Twinax cables are very high-frequency yet bulky cables that most often serve either of two purposes:
- very early, low-complexity copper connections for new speed grades
- short, low-cost, low-overhead connections
Their reach is usually very low - there's no horizontal or vertical cabling standard for twinax. Structured cabling uses fiber for high performance or high reach.
Twinax has much higher performance (=signal fidelity) than cheap twisted pair cabling - several GHz instead of hundreds of MHz - but it's also more bulky and of much higher cost.
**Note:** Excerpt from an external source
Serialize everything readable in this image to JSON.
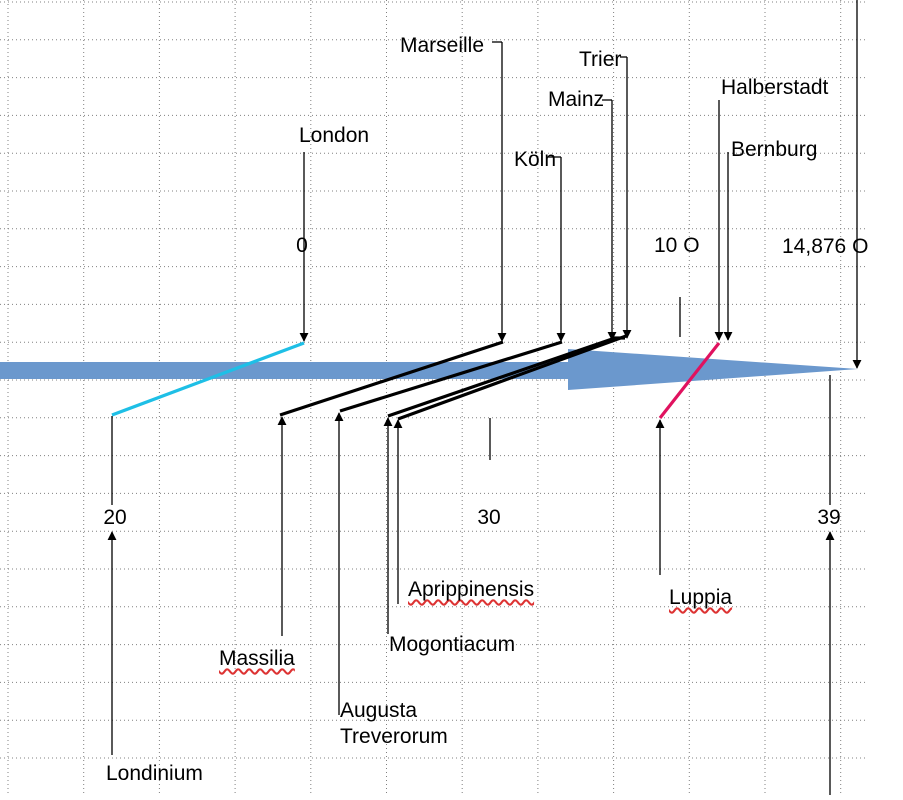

Due to the expected low-price nature and better reach of Ethernet, it is only used for early PHYs when a new speed grade is developed or in "niche applications" like short-reach interconnects and stacking.
Twisted pair needs much more complex encoding due to its comparatively inferior frequency performance, so it's only available somewhat later on with a new speed grade - check gigabit or 10 gigabit Ethernet for reference.
The reason why twisted-pair Ethernet came up with the straight-through and crossover variants is that Cat-3 straight cabling already existed when 10BASE-T came up (or StarLAN even earlier) and Ethernet had to find a solution to work with that: nearly all devices use one variant of transmitter and receiver contacts (MDI), except for hubs (and subsequently switches) which use the opposite MDI-X pinout. It doesn't work in all situation, so you'd need crossover cables for connecting like devices.
Twinax (or fiber for that matter) didn't ever have this problem, so there's a signal crossover in every cable, creating an odd number of crossovers in nearly any situation.
Note that the twisted-pair crossover vs straight confusion is mostly a thing of the past as nearly all devices from 1999 on (or so) support Auto MDI-X.